The U.S. Supreme Court has agreed to hear a case centered on whether government agencies, including law enforcement, should be required to get a warrant before obtaining cell phone location records.
The case, Carpenter v. United States, goes back several years to a string of armed robberies at various cell phone stores in and around Detroit. To catch the criminals, the government sought and obtained the historical cell phone location data of private individuals, using the phones' location data to track the suspects' movement at multiple points each day.
The primary suspect in the case, Timothy Carpenter, was a customer of MetroPCS Inc., now owned by T-Mobile US Inc. The government requested more than 100 days of data from the operator, and MetroPCS complied, providing 186 pages of Carpenter's cell phone records, according to case documents from the American Civil Liberties Union.
In addition, the government issued a separate order requesting records from Sprint Corp., for those times when Carpenter's phone was roaming on Sprint's network in areas where MetroPCS did not have coverage. Sprint produced two pages of call detail records, according to the case documents, and both companies also produced lists of their cell sites in southern Michigan and northwestern Ohio.
Notably, the government had not obtained a warrant before getting these records, having instead relied on a disclosure order under the Stored Communications Act, a law that covers how and when the government can compel a communications service provider to disclose "stored wire and electronic communications and transactional records."
Carpenter and his brother were ultimately convicted in the case based in part on the cell phone location evidence.
Following the ruling, they appealed, with the ACLU arguing as part of the appeal that the government had violated the Fourth Amendment when it obtained the location records from the defendants' wireless carriers without a warrant.

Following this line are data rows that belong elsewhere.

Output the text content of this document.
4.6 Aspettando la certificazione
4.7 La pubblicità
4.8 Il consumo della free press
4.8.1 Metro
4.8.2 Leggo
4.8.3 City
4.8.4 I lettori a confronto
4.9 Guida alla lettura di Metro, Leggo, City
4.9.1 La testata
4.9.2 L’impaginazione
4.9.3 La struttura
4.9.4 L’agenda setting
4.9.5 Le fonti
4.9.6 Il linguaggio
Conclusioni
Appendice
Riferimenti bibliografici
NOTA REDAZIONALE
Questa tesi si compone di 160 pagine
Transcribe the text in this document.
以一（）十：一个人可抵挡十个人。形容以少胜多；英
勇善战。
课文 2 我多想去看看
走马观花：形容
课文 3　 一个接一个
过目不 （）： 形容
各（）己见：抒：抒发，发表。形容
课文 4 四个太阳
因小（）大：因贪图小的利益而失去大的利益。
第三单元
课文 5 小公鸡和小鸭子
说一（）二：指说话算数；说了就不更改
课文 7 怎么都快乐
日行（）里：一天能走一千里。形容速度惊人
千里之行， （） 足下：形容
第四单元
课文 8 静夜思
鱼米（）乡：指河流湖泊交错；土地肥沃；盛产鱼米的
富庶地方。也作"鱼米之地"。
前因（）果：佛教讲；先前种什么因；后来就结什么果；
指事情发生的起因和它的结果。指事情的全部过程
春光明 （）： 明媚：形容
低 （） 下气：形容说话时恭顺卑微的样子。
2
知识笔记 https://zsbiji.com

The Fourth Amendment protects citizens against unreasonable searches and seizures and also requires that probable cause be established before the issuance of a warrant.

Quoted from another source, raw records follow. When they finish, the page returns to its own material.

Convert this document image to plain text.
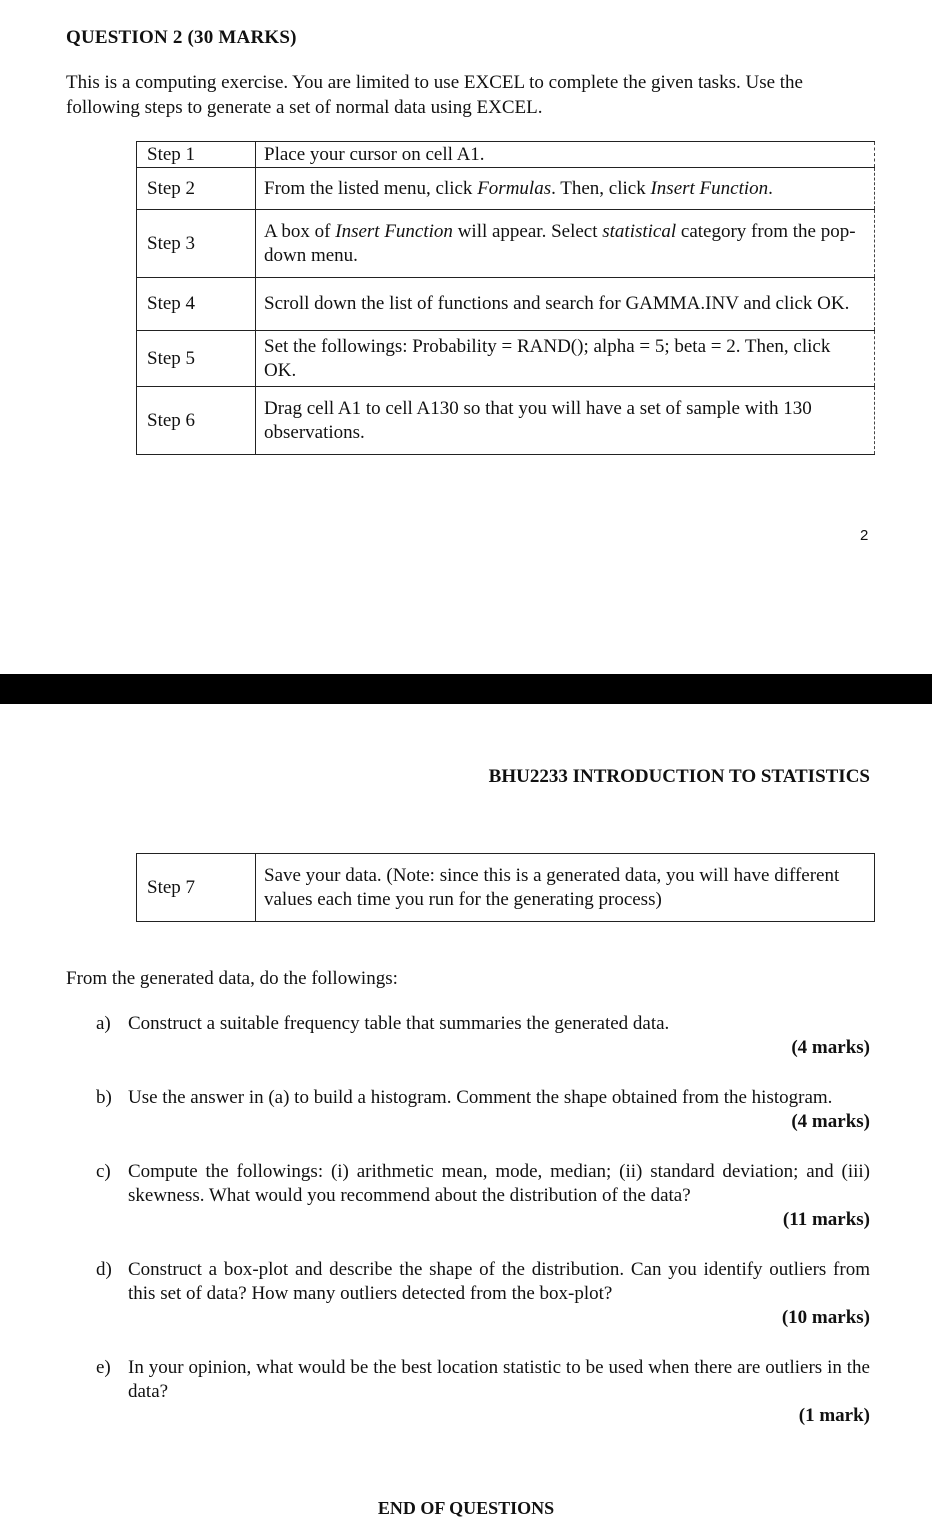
QUESTION 2 (30 MARKS)
This is a computing exercise. You are limited to use EXCEL to complete the given tasks. Use the following steps to generate a set of normal data using EXCEL.
Step 1	Place your cursor on cell A1.
Step 2	From the listed menu, click Formulas. Then, click Insert Function.
Step 3	A box of Insert Function will appear. Select statistical category from the pop-down menu.
Step 4	Scroll down the list of functions and search for GAMMA.INV and click OK.
Step 5	Set the followings: Probability = RAND(); alpha = 5; beta = 2. Then, click OK.
Step 6	Drag cell A1 to cell A130 so that you will have a set of sample with 130 observations.
2
BHU2233 INTRODUCTION TO STATISTICS
Step 7	Save your data. (Note: since this is a generated data, you will have different values each time you run for the generating process)
From the generated data, do the followings:
a) Construct a suitable frequency table that summaries the generated data.
(4 marks)
b) Use the answer in (a) to build a histogram. Comment the shape obtained from the histogram.
(4 marks)
c) Compute the followings: (i) arithmetic mean, mode, median; (ii) standard deviation; and (iii) skewness. What would you recommend about the distribution of the data?
(11 marks)
d) Construct a box-plot and describe the shape of the distribution. Can you identify outliers from this set of data? How many outliers detected from the box-plot?
(10 marks)
e) In your opinion, what would be the best location statistic to be used when there are outliers in the data?
(1 mark)
END OF QUESTIONS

The appeal was initially heard by the Sixth Circuit Court of Appeals, which in a divided ruling, sided with the government, finding that no warrant was required under the Fourth Amendment. The ACLU petitioned the U.S. Supreme Court to take on the case, saying the question the court must ultimately answer is a constitutional one. Specifically, the question is "whether the warrantless seizure and search of historical cell phone records revealing the location and movements of a cell phone user over the course of 127 days is permitted by the Fourth Amendment."
On June 5, the court granted the petition, meaning it will hear the case.